An architecture is a useful way to handle many disparate activities and has been used in many industries.  Simply stated, an architecture is made up of some parts that are unchangeable (relatively) and has defined methods to allow other changeable parts to work.  This is done within a defined structure.  A bridge, a machine, a highway, and a business all follow an architectural approach.  (A recent comment by a renowed doctor likened us to a Grand Central where different offerings, not unlike trains, come into one place and are rerouted to others so passengers can get where they want without caring about the make of the train.) The structure of a bridge is constant and the rules for cars to cross it are determined by weight and size (rules, laws, policies, and standards) but pay no attention to how the car looks, the riders, their belongings, or the speed they cross at as long as they stay within a defined range.

 

A machine also follows a similar pattern.  A plastics mold plant uses a machine that requires only maintenance and fuel and a defined way of putting in raw materials.
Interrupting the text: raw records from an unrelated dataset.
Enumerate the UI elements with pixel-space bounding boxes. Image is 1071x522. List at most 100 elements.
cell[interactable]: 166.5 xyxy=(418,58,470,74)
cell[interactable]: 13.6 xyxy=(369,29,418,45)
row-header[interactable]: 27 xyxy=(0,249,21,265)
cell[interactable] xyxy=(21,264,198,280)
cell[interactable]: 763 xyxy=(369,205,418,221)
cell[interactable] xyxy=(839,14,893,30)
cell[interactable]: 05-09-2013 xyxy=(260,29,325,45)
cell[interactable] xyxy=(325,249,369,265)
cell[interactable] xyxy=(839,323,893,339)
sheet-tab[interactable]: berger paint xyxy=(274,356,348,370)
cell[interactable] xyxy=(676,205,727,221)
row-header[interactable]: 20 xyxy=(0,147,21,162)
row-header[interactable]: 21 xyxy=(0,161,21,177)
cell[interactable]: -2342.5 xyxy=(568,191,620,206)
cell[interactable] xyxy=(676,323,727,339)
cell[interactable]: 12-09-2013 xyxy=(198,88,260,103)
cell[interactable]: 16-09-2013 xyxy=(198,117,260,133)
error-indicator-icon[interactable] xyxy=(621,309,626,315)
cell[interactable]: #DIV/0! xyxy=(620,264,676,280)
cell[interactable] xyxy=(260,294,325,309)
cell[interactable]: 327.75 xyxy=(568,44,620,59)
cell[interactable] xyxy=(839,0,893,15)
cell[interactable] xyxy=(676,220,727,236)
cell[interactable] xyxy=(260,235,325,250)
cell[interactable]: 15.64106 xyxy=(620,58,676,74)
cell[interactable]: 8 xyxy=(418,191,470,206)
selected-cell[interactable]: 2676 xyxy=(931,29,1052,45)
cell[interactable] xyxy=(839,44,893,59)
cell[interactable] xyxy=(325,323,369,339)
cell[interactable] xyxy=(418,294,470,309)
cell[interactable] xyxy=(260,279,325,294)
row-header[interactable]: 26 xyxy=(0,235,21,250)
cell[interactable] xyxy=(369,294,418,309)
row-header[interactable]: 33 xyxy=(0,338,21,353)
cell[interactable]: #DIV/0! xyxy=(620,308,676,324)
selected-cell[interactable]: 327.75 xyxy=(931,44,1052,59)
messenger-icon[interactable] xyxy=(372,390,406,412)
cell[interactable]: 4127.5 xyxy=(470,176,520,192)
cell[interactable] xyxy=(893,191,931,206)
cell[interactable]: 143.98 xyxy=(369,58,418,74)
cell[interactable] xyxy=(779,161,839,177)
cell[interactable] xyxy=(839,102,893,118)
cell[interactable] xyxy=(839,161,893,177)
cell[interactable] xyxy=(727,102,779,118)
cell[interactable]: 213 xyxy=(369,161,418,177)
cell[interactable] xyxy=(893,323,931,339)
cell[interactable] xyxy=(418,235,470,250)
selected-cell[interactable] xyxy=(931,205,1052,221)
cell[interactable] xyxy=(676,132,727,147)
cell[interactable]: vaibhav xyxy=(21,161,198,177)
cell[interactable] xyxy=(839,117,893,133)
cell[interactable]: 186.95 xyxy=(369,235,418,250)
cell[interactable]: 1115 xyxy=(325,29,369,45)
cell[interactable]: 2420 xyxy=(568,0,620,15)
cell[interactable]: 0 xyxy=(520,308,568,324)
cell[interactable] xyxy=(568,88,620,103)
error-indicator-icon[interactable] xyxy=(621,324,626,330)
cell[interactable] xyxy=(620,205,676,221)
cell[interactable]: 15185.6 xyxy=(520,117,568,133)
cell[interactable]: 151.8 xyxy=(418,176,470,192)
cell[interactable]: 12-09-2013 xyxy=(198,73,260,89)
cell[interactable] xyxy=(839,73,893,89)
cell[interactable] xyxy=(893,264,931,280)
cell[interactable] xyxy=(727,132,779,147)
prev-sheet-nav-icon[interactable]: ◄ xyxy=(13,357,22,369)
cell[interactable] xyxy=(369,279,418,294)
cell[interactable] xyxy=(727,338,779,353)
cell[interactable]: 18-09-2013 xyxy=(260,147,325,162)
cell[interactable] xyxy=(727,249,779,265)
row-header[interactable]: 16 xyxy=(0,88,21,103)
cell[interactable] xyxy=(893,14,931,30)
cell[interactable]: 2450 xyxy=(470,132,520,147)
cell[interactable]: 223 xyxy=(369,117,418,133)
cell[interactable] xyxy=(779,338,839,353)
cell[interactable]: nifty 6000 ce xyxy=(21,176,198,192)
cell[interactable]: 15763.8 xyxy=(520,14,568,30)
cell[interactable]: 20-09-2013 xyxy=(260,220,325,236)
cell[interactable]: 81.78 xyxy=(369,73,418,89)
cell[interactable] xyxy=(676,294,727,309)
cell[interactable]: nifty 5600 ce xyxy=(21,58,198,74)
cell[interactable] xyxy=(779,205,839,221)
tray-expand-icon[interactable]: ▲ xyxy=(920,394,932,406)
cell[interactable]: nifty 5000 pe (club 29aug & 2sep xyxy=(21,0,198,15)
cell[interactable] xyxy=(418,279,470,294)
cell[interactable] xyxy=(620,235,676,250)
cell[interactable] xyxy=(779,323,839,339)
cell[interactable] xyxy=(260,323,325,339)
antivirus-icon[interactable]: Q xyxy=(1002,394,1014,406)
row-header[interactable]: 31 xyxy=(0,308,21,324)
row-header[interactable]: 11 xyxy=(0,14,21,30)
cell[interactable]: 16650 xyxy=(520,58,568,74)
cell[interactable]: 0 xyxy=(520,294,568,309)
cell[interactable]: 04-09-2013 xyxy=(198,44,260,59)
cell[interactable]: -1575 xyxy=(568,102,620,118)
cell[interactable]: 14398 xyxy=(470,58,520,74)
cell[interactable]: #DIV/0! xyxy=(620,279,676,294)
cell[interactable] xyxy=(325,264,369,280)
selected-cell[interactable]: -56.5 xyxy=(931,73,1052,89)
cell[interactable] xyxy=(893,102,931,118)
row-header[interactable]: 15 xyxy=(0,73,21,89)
However, the people who operate it may change everyday or the machine may make some items for one group and another for others. The demand for the costs and prices of the products produced and what the products will be change constantly with the changing demands of the customer base.  The key is in the standardization of the common components while enabling those that change to change freely as long as they adhere to some minimal and consistent rules in order to take part.

 

The RHIO has defined architectural ways to interface with other networks so that the end user doesn't need to worry about this.  We normalize and act as a clearing house to many processes and product offerings this way.  This includes vendor EHR offerings to the connectivity of different and diverse HIE's (See "What is a RHIO" tab), to insurance products, news reports, and security modules.  Examples of architectural components the RHIO employs include a security architecture, a product development architecture, a product maintenance architecture, a consumer access portal architecture, a disaster recovery architecture, and a back up architecture.  We have modules for grants, networks, audit trails, and accounting.  This is a proven approach and we feel works well to support the diverse needs and make up of our customer/participant base.